In case its matter, EFS is not the fastest storage for a database.
Caching tends to hide this if the caches are holding enough of the
working set but the latency is quite high.
As far as I know we don't have anything configured ourselves that
would cause concurrent access, but I'll check with our OPS people to see if
they can identify something on the OS level that might access the files or
if they have setup a backup process. Currently we're only running 1 Jena
instance per environment.
regards,
Jan
On Wed, 30 Aug 2023 at 23:08, Andy Seaborne <[email protected]> wrote:
Hi Jan,
On 30/08/2023 14:58, Jan Eerdekens wrote:
Hi,
We've been evaluating an using Jena for about 1,5 years now, but are
recently running into a perplexing issue. In a lot of different
scenarios,
ways of using Jena, we are getting the exceptions like the one below:
Caused by: org.apache.thrift.protocol.TProtocolException: Unrecognized
type
0
at org.apache.thrift.protocol.TProtocolUtil.skip(TProtocolUtil.java:140)
~[fuseki-server.jar:4.8.0]
The different scenarios where it has happened are:
- LOADing data into a dataset
- compacting a dataset
- querying a dataset
In all those case we've run into trouble and get an exception that
mentions *org.apache.jena.tdb2.TDBException:
NodeTableTRDF/Read* and *org.apache.thrift.protocol.TProtocolException:
Unrecognized type 0*.
What can cause this? This looks kinda similar to this mailing list
question,
https://www.mail-archive.com/[email protected]/msg20409.html,
where it seems data corruption is mentioned that potentially isn't
recoverable?
>
The first time I encountered this issue was while doing a bunch of
sequential LOAD commands to prepare a large dataset for load testing. I
used files of around 50mb (started off with bigger ones) and after about
20
to 25 LOADs it would get this error (also the completion time of a LOAD
would go up and up). So for this scenario I was running locally (Jena
Fuseki running in docker/Rancher) and only running the LOADs and not much
else except for a SELECT here and there (via the Fuseki UI) to check that
performance while LOADing. Is there a way that that could cause data
corruption and the exception we're seeing?
"Unrecognized type 0" has come up in a couple of cases.
It means the node table is corrupt but the problem was caused silently
at some point in the past. The "Unrecognized type 0" exception happens
some time later (not a few seconds - either after a restart or a long
time of usage that has churned the node cache - possibly many months).
There have been some fixes around compaction that addressed bugs in this
area. This has been the most common problem.
Was this database originally create before 4.8.0?
If not, do you have a fixed scenario so that the situation can be
recreated for 4.9.0? Please raise a github issue for it.
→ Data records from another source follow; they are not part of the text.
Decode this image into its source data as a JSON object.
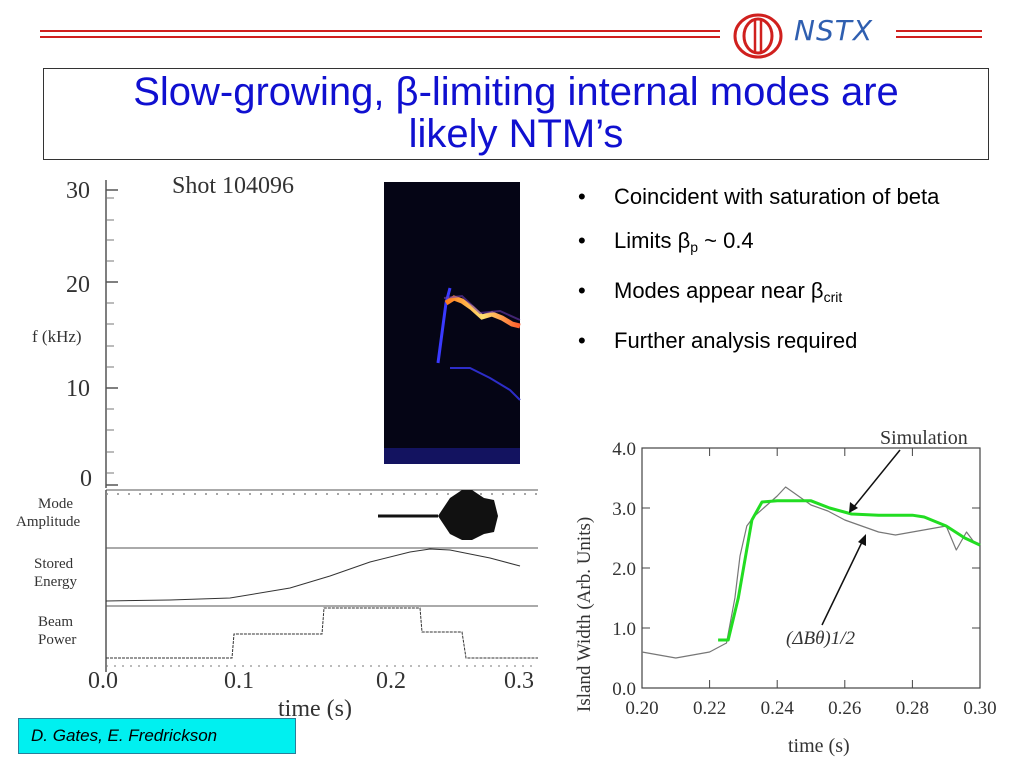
{
  "header": {
    "logo_text": "NSTX",
    "colors": {
      "rule": "#d0201e",
      "logo": "#d0201e",
      "logo_text": "#2f5fb0",
      "title": "#1010d0"
    }
  },
  "title": {
    "line1_pre": "Slow-growing, ",
    "beta_symbol": "β",
    "line1_post": "-limiting internal modes are",
    "line2": "likely NTM’s"
  },
  "left_figure": {
    "shot_label": "Shot 104096",
    "freq_label": "f (kHz)",
    "freq_ticks": [
      "30",
      "20",
      "10",
      "0"
    ],
    "panels": [
      "Mode",
      "Amplitude",
      "Stored",
      "Energy",
      "Beam",
      "Power"
    ],
    "time_ticks": [
      "0.0",
      "0.1",
      "0.2",
      "0.3"
    ],
    "xlabel": "time (s)"
  },
  "bullets": {
    "b1": "Coincident with saturation of beta",
    "b2_pre": "Limits ",
    "b2_beta": "β",
    "b2_sub": "p",
    "b2_post": " ~ 0.4",
    "b3_pre": "Modes appear near ",
    "b3_beta": "β",
    "b3_sub": "crit",
    "b4": "Further analysis required",
    "bullet_char": "•"
  },
  "chart_data": {
    "type": "line",
    "xlabel": "time (s)",
    "ylabel": "Island Width (Arb. Units)",
    "xlim": [
      0.2,
      0.3
    ],
    "ylim": [
      0.0,
      4.0
    ],
    "x_ticks": [
      "0.20",
      "0.22",
      "0.24",
      "0.26",
      "0.28",
      "0.30"
    ],
    "y_ticks": [
      "0.0",
      "1.0",
      "2.0",
      "3.0",
      "4.0"
    ],
    "annotations": [
      "Simulation",
      "(ΔBθ)1/2"
    ],
    "series": [
      {
        "name": "Simulation",
        "color": "#22dd22",
        "x": [
          0.2225,
          0.2255,
          0.2285,
          0.2325,
          0.2355,
          0.24,
          0.25,
          0.2555,
          0.262,
          0.27,
          0.28,
          0.2835,
          0.29,
          0.2955,
          0.3
        ],
        "y": [
          0.8,
          0.8,
          1.5,
          2.8,
          3.1,
          3.12,
          3.12,
          3.0,
          2.9,
          2.88,
          2.88,
          2.85,
          2.7,
          2.5,
          2.38
        ]
      },
      {
        "name": "(ΔBθ)1/2",
        "color": "#777777",
        "x": [
          0.2,
          0.205,
          0.21,
          0.215,
          0.22,
          0.225,
          0.2275,
          0.229,
          0.231,
          0.233,
          0.236,
          0.24,
          0.2425,
          0.245,
          0.25,
          0.255,
          0.26,
          0.265,
          0.27,
          0.275,
          0.28,
          0.285,
          0.29,
          0.293,
          0.296,
          0.298,
          0.3
        ],
        "y": [
          0.6,
          0.55,
          0.5,
          0.55,
          0.6,
          0.75,
          1.5,
          2.2,
          2.7,
          2.85,
          3.0,
          3.2,
          3.35,
          3.25,
          3.05,
          2.95,
          2.8,
          2.7,
          2.6,
          2.55,
          2.6,
          2.65,
          2.7,
          2.3,
          2.6,
          2.45,
          2.4
        ]
      }
    ]
  },
  "credit": "D. Gates, E. Fredrickson"
}
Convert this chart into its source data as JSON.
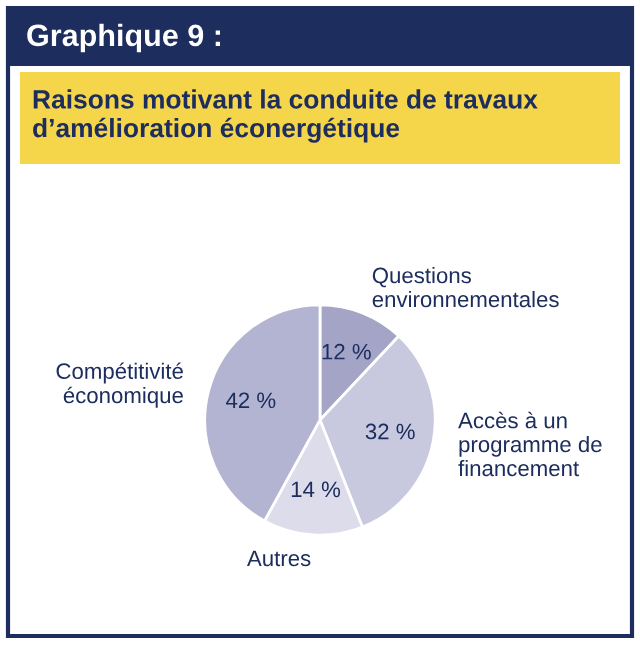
{
  "chart_data": {
    "type": "pie",
    "title": "Graphique 9 :",
    "subtitle": "Raisons motivant la conduite de travaux d’amélioration éconergétique",
    "categories": [
      "Questions\nenvironnementales",
      "Accès à un\nprogramme de\nfinancement",
      "Autres",
      "Compétitivité\néconomique"
    ],
    "values": [
      12,
      32,
      14,
      42
    ],
    "value_labels": [
      "12 %",
      "32 %",
      "14 %",
      "42 %"
    ],
    "colors": [
      "#a3a4c6",
      "#c8c9de",
      "#dcdcea",
      "#b3b4d1"
    ]
  }
}
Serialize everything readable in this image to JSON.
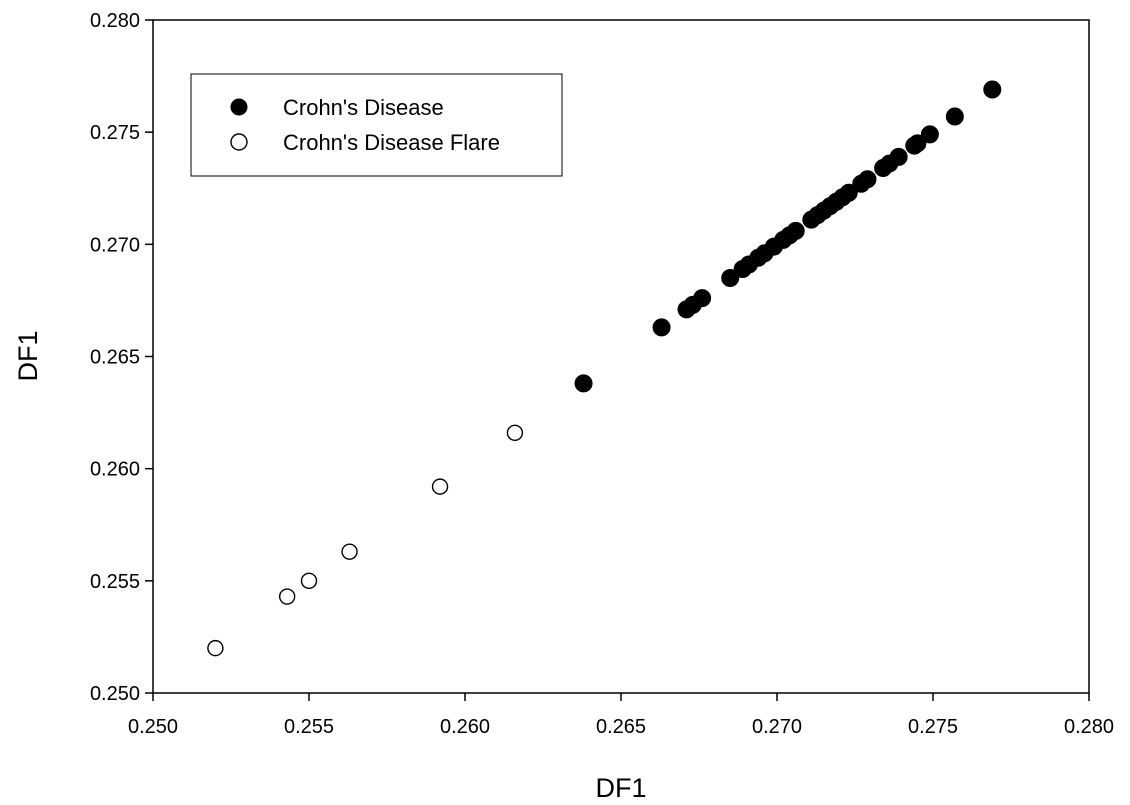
{
  "chart_data": {
    "type": "scatter",
    "xlabel": "DF1",
    "ylabel": "DF1",
    "xlim": [
      0.25,
      0.28
    ],
    "ylim": [
      0.25,
      0.28
    ],
    "xticks": [
      "0.250",
      "0.255",
      "0.260",
      "0.265",
      "0.270",
      "0.275",
      "0.280"
    ],
    "yticks": [
      "0.250",
      "0.255",
      "0.260",
      "0.265",
      "0.270",
      "0.275",
      "0.280"
    ],
    "grid": false,
    "legend_position": "top-left",
    "series": [
      {
        "name": "Crohn's Disease",
        "marker": "filled-circle",
        "color": "#000000",
        "points": [
          [
            0.2638,
            0.2638
          ],
          [
            0.2663,
            0.2663
          ],
          [
            0.2671,
            0.2671
          ],
          [
            0.2673,
            0.2673
          ],
          [
            0.2676,
            0.2676
          ],
          [
            0.2685,
            0.2685
          ],
          [
            0.2689,
            0.2689
          ],
          [
            0.2691,
            0.2691
          ],
          [
            0.2694,
            0.2694
          ],
          [
            0.2696,
            0.2696
          ],
          [
            0.2699,
            0.2699
          ],
          [
            0.2702,
            0.2702
          ],
          [
            0.2704,
            0.2704
          ],
          [
            0.2706,
            0.2706
          ],
          [
            0.2711,
            0.2711
          ],
          [
            0.2713,
            0.2713
          ],
          [
            0.2715,
            0.2715
          ],
          [
            0.2717,
            0.2717
          ],
          [
            0.2719,
            0.2719
          ],
          [
            0.2721,
            0.2721
          ],
          [
            0.2723,
            0.2723
          ],
          [
            0.2727,
            0.2727
          ],
          [
            0.2729,
            0.2729
          ],
          [
            0.2734,
            0.2734
          ],
          [
            0.2736,
            0.2736
          ],
          [
            0.2739,
            0.2739
          ],
          [
            0.2744,
            0.2744
          ],
          [
            0.2745,
            0.2745
          ],
          [
            0.2749,
            0.2749
          ],
          [
            0.2757,
            0.2757
          ],
          [
            0.2769,
            0.2769
          ]
        ]
      },
      {
        "name": "Crohn's Disease Flare",
        "marker": "open-circle",
        "color": "#000000",
        "points": [
          [
            0.252,
            0.252
          ],
          [
            0.2543,
            0.2543
          ],
          [
            0.255,
            0.255
          ],
          [
            0.2563,
            0.2563
          ],
          [
            0.2592,
            0.2592
          ],
          [
            0.2616,
            0.2616
          ]
        ]
      }
    ]
  }
}
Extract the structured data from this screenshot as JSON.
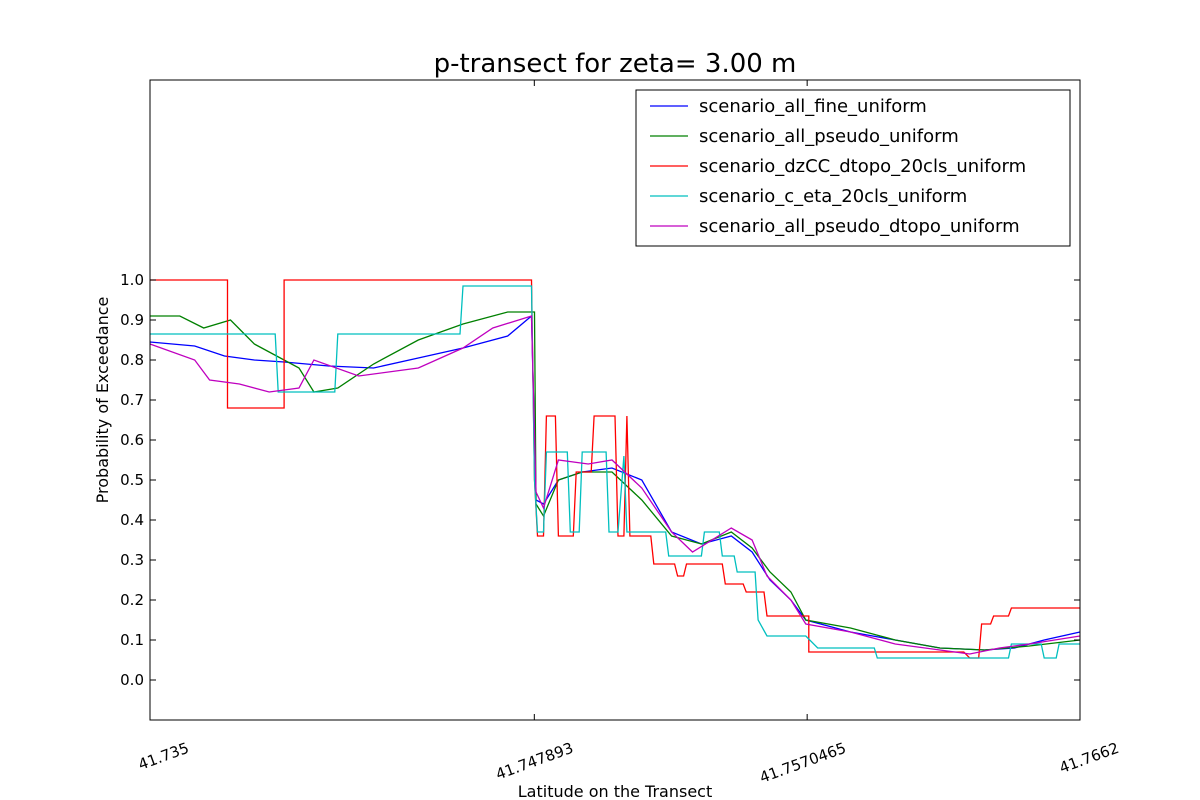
{
  "chart_data": {
    "type": "line",
    "title": "p-transect for zeta= 3.00 m",
    "xlabel": "Latitude on the Transect",
    "ylabel": "Probability of Exceedance",
    "xlim": [
      41.735,
      41.7662
    ],
    "ylim": [
      -0.1,
      1.5
    ],
    "x_ticks": [
      "41.735",
      "41.747893",
      "41.7570465",
      "41.7662"
    ],
    "x_tick_values": [
      41.735,
      41.747893,
      41.7570465,
      41.7662
    ],
    "y_ticks": [
      "0.0",
      "0.1",
      "0.2",
      "0.3",
      "0.4",
      "0.5",
      "0.6",
      "0.7",
      "0.8",
      "0.9",
      "1.0"
    ],
    "legend_position": "top-right",
    "grid": false,
    "series": [
      {
        "name": "scenario_all_fine_uniform",
        "color": "#0000ff",
        "points": [
          [
            41.735,
            0.845
          ],
          [
            41.7365,
            0.835
          ],
          [
            41.7375,
            0.81
          ],
          [
            41.7385,
            0.8
          ],
          [
            41.7395,
            0.795
          ],
          [
            41.741,
            0.785
          ],
          [
            41.7425,
            0.78
          ],
          [
            41.744,
            0.805
          ],
          [
            41.7455,
            0.83
          ],
          [
            41.747,
            0.86
          ],
          [
            41.7478,
            0.91
          ],
          [
            41.74795,
            0.45
          ],
          [
            41.7482,
            0.44
          ],
          [
            41.7487,
            0.5
          ],
          [
            41.7495,
            0.52
          ],
          [
            41.7505,
            0.53
          ],
          [
            41.7515,
            0.5
          ],
          [
            41.7525,
            0.37
          ],
          [
            41.7535,
            0.34
          ],
          [
            41.7545,
            0.36
          ],
          [
            41.7552,
            0.32
          ],
          [
            41.7558,
            0.25
          ],
          [
            41.7565,
            0.2
          ],
          [
            41.757,
            0.15
          ],
          [
            41.7585,
            0.12
          ],
          [
            41.76,
            0.1
          ],
          [
            41.7615,
            0.08
          ],
          [
            41.763,
            0.075
          ],
          [
            41.764,
            0.08
          ],
          [
            41.765,
            0.1
          ],
          [
            41.7662,
            0.12
          ]
        ]
      },
      {
        "name": "scenario_all_pseudo_uniform",
        "color": "#008000",
        "points": [
          [
            41.735,
            0.91
          ],
          [
            41.736,
            0.91
          ],
          [
            41.7368,
            0.88
          ],
          [
            41.7377,
            0.9
          ],
          [
            41.7385,
            0.84
          ],
          [
            41.74,
            0.78
          ],
          [
            41.7405,
            0.72
          ],
          [
            41.7413,
            0.73
          ],
          [
            41.7425,
            0.79
          ],
          [
            41.744,
            0.85
          ],
          [
            41.7455,
            0.89
          ],
          [
            41.747,
            0.92
          ],
          [
            41.7479,
            0.92
          ],
          [
            41.74795,
            0.44
          ],
          [
            41.7482,
            0.41
          ],
          [
            41.7487,
            0.5
          ],
          [
            41.7495,
            0.52
          ],
          [
            41.7505,
            0.52
          ],
          [
            41.7515,
            0.45
          ],
          [
            41.7525,
            0.36
          ],
          [
            41.7535,
            0.34
          ],
          [
            41.7545,
            0.37
          ],
          [
            41.7552,
            0.33
          ],
          [
            41.7558,
            0.27
          ],
          [
            41.7565,
            0.22
          ],
          [
            41.757,
            0.15
          ],
          [
            41.7585,
            0.13
          ],
          [
            41.76,
            0.1
          ],
          [
            41.7615,
            0.08
          ],
          [
            41.763,
            0.075
          ],
          [
            41.7645,
            0.085
          ],
          [
            41.7662,
            0.1
          ]
        ]
      },
      {
        "name": "scenario_dzCC_dtopo_20cls_uniform",
        "color": "#ff0000",
        "points": [
          [
            41.735,
            1.0
          ],
          [
            41.7376,
            1.0
          ],
          [
            41.7376,
            0.68
          ],
          [
            41.7395,
            0.68
          ],
          [
            41.7395,
            1.0
          ],
          [
            41.7478,
            1.0
          ],
          [
            41.7479,
            0.5
          ],
          [
            41.748,
            0.36
          ],
          [
            41.7482,
            0.36
          ],
          [
            41.7483,
            0.66
          ],
          [
            41.7486,
            0.66
          ],
          [
            41.7487,
            0.36
          ],
          [
            41.7492,
            0.36
          ],
          [
            41.7493,
            0.52
          ],
          [
            41.7498,
            0.52
          ],
          [
            41.7499,
            0.66
          ],
          [
            41.7506,
            0.66
          ],
          [
            41.7507,
            0.36
          ],
          [
            41.7509,
            0.36
          ],
          [
            41.751,
            0.66
          ],
          [
            41.7511,
            0.36
          ],
          [
            41.7518,
            0.36
          ],
          [
            41.7519,
            0.29
          ],
          [
            41.7526,
            0.29
          ],
          [
            41.7527,
            0.26
          ],
          [
            41.7529,
            0.26
          ],
          [
            41.753,
            0.29
          ],
          [
            41.7542,
            0.29
          ],
          [
            41.7543,
            0.24
          ],
          [
            41.7549,
            0.24
          ],
          [
            41.755,
            0.22
          ],
          [
            41.7556,
            0.22
          ],
          [
            41.7557,
            0.16
          ],
          [
            41.7571,
            0.16
          ],
          [
            41.7571,
            0.07
          ],
          [
            41.7623,
            0.07
          ],
          [
            41.7625,
            0.055
          ],
          [
            41.7628,
            0.055
          ],
          [
            41.7629,
            0.14
          ],
          [
            41.7632,
            0.14
          ],
          [
            41.7633,
            0.16
          ],
          [
            41.7638,
            0.16
          ],
          [
            41.7639,
            0.18
          ],
          [
            41.7662,
            0.18
          ]
        ]
      },
      {
        "name": "scenario_c_eta_20cls_uniform",
        "color": "#00bfbf",
        "points": [
          [
            41.735,
            0.865
          ],
          [
            41.7392,
            0.865
          ],
          [
            41.7393,
            0.72
          ],
          [
            41.7412,
            0.72
          ],
          [
            41.7413,
            0.865
          ],
          [
            41.7454,
            0.865
          ],
          [
            41.7455,
            0.985
          ],
          [
            41.7478,
            0.985
          ],
          [
            41.7479,
            0.5
          ],
          [
            41.748,
            0.37
          ],
          [
            41.7482,
            0.37
          ],
          [
            41.7483,
            0.57
          ],
          [
            41.749,
            0.57
          ],
          [
            41.7491,
            0.37
          ],
          [
            41.7494,
            0.37
          ],
          [
            41.7495,
            0.57
          ],
          [
            41.7503,
            0.57
          ],
          [
            41.7504,
            0.37
          ],
          [
            41.7507,
            0.37
          ],
          [
            41.7509,
            0.56
          ],
          [
            41.751,
            0.37
          ],
          [
            41.7523,
            0.37
          ],
          [
            41.7524,
            0.31
          ],
          [
            41.7535,
            0.31
          ],
          [
            41.7536,
            0.37
          ],
          [
            41.7541,
            0.37
          ],
          [
            41.7542,
            0.31
          ],
          [
            41.7546,
            0.31
          ],
          [
            41.7547,
            0.27
          ],
          [
            41.7553,
            0.27
          ],
          [
            41.7554,
            0.15
          ],
          [
            41.7557,
            0.11
          ],
          [
            41.757,
            0.11
          ],
          [
            41.7574,
            0.08
          ],
          [
            41.7593,
            0.08
          ],
          [
            41.7594,
            0.055
          ],
          [
            41.7638,
            0.055
          ],
          [
            41.7639,
            0.09
          ],
          [
            41.7649,
            0.09
          ],
          [
            41.765,
            0.055
          ],
          [
            41.7654,
            0.055
          ],
          [
            41.7655,
            0.09
          ],
          [
            41.7662,
            0.09
          ]
        ]
      },
      {
        "name": "scenario_all_pseudo_dtopo_uniform",
        "color": "#bf00bf",
        "points": [
          [
            41.735,
            0.84
          ],
          [
            41.7365,
            0.8
          ],
          [
            41.737,
            0.75
          ],
          [
            41.738,
            0.74
          ],
          [
            41.739,
            0.72
          ],
          [
            41.74,
            0.73
          ],
          [
            41.7405,
            0.8
          ],
          [
            41.742,
            0.76
          ],
          [
            41.744,
            0.78
          ],
          [
            41.7455,
            0.83
          ],
          [
            41.7465,
            0.88
          ],
          [
            41.7478,
            0.91
          ],
          [
            41.74795,
            0.47
          ],
          [
            41.7482,
            0.43
          ],
          [
            41.7487,
            0.55
          ],
          [
            41.7497,
            0.54
          ],
          [
            41.7505,
            0.55
          ],
          [
            41.7515,
            0.48
          ],
          [
            41.7525,
            0.37
          ],
          [
            41.7532,
            0.32
          ],
          [
            41.7545,
            0.38
          ],
          [
            41.7552,
            0.35
          ],
          [
            41.7557,
            0.26
          ],
          [
            41.7565,
            0.2
          ],
          [
            41.757,
            0.14
          ],
          [
            41.7585,
            0.12
          ],
          [
            41.76,
            0.09
          ],
          [
            41.7615,
            0.075
          ],
          [
            41.7625,
            0.065
          ],
          [
            41.7635,
            0.08
          ],
          [
            41.7645,
            0.09
          ],
          [
            41.7662,
            0.11
          ]
        ]
      }
    ]
  }
}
Another situation is if another OS process interferes with the files
(container OS or host OS). What operating system is the host machine?
While TDB2 endeavours to protect against multiple copies of TDB running
the same files, that is imperfect if it is two containers and the
database is on a mounted docker volume used by two containers.
One other report seemed to be a backup process was running over the
files. We didn't get to the root cause of that one.